Nicht mehr als ein süßer Etikettenschwindel

Die milliardenschweren Unterstützungen für die europäischen Rübenbauern werden neu geregelt – damit auch die Konkurrenz aus armen Ländern eine Chance auf dem Weltmarkt hat. Tatsächlich wird aber jede Kürzung entschädigt

BERLIN taz ■ Den europäischen Rübenbauern geht es prächtig. Mit ihrem Zucker überschwemmen sie den Weltmarkt. Dabei können die Konkurrenten etwa in Brasilien auf ihren Zuckerrohrplantagen viel billiger produzieren. Das soll sich nun ändern, die enormen Exporte etwa aus Frankreich oder Deutschland gestoppt werden. Gestern stellte EU-Agrarkommissar Franz Fischler den entsprechenden Brüsseler Vorschlag zur Reform des Zuckermarktes vor.

Die Rübe garantiert den europäischen Bauern bisher besonders hohe Gewinne. Denn ein ausgeklügeltes System von Schutzzöllen und Garantiepreisen schottet ihren Markt seit Ende der Sechzigerjahre gegen billigere Importe ab. Zwar gibt es die hohen Preise – sie sind dreimal so hoch wie auf dem Weltmarkt – nur nur für eine festgelegte Menge an Rüben. Die ist aber so groß, dass die Produktionskosten gedeckt sind. Jede darüber hinaus angebaute Rübe bedeutet zusätzlichen Gewinn, selbst wenn sie zu Weltmarktpreisen abgesetzt wird. Und so produzieren die Bauern weit über den Bedarf der EU hinaus.

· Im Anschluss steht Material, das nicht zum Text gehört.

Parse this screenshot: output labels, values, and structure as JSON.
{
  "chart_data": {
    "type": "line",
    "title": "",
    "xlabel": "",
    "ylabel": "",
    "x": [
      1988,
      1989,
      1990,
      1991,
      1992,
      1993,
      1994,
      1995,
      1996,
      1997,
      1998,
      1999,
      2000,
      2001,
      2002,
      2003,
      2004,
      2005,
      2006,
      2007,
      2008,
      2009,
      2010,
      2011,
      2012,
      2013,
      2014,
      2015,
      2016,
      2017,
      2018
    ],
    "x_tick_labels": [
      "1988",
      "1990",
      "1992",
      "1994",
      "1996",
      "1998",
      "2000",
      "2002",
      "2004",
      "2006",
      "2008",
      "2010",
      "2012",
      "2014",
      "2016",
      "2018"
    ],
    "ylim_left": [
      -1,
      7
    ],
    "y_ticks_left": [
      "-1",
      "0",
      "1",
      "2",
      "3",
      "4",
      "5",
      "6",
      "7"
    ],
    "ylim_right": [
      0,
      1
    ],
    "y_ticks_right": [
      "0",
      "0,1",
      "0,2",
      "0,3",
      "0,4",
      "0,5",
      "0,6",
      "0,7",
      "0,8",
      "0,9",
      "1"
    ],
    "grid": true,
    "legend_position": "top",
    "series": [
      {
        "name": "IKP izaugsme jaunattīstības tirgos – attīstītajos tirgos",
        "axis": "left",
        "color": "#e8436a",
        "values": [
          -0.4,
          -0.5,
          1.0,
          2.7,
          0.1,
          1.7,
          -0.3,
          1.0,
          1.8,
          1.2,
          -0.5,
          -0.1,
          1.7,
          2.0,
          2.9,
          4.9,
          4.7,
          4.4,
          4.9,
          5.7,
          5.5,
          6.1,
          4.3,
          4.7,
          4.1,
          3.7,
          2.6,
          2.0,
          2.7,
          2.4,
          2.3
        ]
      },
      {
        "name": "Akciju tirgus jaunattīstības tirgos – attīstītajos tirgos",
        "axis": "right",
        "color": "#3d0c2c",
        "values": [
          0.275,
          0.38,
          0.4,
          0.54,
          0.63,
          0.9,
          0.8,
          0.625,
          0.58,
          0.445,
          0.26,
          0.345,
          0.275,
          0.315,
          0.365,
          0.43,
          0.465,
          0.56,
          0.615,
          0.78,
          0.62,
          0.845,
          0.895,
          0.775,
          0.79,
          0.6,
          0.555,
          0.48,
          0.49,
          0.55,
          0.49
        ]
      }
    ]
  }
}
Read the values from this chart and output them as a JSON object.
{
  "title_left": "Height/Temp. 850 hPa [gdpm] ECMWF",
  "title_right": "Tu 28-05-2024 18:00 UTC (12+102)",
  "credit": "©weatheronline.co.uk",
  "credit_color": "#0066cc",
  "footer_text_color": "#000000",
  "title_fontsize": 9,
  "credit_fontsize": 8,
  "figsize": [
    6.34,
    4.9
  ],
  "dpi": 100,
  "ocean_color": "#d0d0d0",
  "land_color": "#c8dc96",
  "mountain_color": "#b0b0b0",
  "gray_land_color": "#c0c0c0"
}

Für die hohen Zuckerpreise zahlen die europäischen Konsumenten. Auf satte 6,3 Milliarden Euro pro Jahr bezifferte der EU- Rechnungshof den Preis für die Verbraucher.

Das „Dumping“ von Zucker auf den Weltmarkt bescherte der EU eine Klage bei der Welthandelsorganisation (WTO). Hauptkläger ist dabei Brasilien. Dieser Konflikt lastet schwer auf den derzeitigen WTO-Verhandlungen über ein internationales Agrarabkommen, in denen Brasilien als Sprecher der Entwicklungsländer eine große Rolle spielt. „Die Refom des europäischen Zuckermarktes ist auch ein Zugeständnis an Brasilien“, sagte Roger Peltzer, Sprecher der AG Nord-Süd der Grünen. Im Gegenzug erwarte die EU vermutlich, dass Brasilien seine Klage zurückzieht und sich bei den WTO-Verhandlungen über Industriegüter weniger unnachgiebig zeigt.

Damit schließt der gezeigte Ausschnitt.